To make issues solely barely extra convoluted, Sibley wrote in an electronic mail to Castro that the $1.5 million “Warhol was offered pursuant to the UCC lien/contractual agreements after your shopper defaulted and repeatedly refused to remedy the default,” regardless of Mugrabi’s counsel providing a $360,000 settlement.
Mugrabi has been the topic of assorted media experiences beforehand.
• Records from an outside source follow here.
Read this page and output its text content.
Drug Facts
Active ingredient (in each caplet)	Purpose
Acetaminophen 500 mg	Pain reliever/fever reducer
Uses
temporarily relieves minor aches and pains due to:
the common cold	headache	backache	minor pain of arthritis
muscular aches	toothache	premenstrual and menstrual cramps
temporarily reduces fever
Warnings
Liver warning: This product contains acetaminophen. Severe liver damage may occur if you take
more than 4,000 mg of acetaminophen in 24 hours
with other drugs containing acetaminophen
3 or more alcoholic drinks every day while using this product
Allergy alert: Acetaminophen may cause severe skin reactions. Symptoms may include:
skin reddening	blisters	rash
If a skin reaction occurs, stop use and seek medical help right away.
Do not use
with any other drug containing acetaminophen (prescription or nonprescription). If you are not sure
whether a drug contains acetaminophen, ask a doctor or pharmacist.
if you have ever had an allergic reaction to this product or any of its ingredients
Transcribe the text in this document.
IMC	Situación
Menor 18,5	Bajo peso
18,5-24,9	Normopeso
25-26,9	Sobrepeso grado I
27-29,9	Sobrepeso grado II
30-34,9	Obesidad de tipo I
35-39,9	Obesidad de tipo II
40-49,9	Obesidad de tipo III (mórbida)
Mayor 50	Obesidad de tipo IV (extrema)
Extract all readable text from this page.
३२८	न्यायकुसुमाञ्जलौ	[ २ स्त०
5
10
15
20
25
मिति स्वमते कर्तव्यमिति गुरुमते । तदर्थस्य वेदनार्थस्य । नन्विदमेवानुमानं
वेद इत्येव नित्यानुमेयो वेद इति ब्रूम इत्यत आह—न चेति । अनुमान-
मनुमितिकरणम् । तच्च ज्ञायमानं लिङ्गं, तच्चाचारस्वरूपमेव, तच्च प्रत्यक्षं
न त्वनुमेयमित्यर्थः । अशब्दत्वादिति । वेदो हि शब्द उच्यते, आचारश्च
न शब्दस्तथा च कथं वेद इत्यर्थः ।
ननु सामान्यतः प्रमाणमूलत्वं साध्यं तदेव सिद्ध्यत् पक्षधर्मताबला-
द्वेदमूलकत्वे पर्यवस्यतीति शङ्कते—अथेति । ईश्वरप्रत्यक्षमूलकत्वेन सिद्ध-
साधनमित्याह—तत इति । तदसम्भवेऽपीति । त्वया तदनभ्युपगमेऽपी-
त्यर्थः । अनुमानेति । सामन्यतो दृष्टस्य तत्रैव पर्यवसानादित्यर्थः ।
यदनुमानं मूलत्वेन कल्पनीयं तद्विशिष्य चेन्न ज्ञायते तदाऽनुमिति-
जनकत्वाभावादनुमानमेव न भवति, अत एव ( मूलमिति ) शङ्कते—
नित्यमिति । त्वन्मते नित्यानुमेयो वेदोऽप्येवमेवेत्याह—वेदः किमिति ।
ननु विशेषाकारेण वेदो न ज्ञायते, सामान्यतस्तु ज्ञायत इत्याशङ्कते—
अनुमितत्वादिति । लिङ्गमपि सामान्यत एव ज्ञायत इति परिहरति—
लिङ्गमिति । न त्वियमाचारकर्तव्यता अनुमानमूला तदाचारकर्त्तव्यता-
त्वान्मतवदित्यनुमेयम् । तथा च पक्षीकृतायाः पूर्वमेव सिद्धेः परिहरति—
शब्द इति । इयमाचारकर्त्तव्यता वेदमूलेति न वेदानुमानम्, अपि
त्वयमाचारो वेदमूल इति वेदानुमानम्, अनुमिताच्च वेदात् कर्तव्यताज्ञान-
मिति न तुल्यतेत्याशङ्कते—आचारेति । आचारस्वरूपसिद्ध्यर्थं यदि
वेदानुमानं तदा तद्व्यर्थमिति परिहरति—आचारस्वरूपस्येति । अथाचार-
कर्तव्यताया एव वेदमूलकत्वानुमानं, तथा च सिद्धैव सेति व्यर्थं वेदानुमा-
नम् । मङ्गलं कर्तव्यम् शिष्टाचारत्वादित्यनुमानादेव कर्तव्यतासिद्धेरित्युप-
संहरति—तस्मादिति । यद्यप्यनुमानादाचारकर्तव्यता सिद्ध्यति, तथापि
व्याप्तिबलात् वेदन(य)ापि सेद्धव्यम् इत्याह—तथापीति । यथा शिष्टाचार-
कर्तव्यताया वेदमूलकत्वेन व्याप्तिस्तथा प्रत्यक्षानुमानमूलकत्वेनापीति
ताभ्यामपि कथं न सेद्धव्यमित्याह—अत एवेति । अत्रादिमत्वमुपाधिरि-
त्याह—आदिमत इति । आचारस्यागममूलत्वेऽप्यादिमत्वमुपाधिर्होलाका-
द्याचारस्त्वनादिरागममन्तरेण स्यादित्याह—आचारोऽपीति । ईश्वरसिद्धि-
She was arrested at her Sag Harbor property in 2022 for allegedly threatening her housekeeper with a knife; the case was in the end dismissed. Throughout her divorce from David Mugrabi, she accused him of assault amid a dispute over a Keith Haring sculpture. Moreover, her ex-boyfriend, Bobby Vaughn, was concerned in a standoff with police at her Higher East Aspect townhouse in 2023.
ACG is not any stranger to the press both. In 2009 the agency sued photographer Annie Leibovitz, claiming that she “did not pay tons of of hundreds of {dollars} due underneath her agreements with Artwork Capital and a subsidiary, American Photograph,” associated to a $24 million mortgage towards the rights to her each image she’d ever taken and all her actual property holdings. That go well with was settled in 2009, with Leibovitz in the end shopping for again the rights to her actual property and work.
Mugrabi’s counsel declined to remark. ACG’s authorized consultant didn’t reply to ARTnews’s request for remark.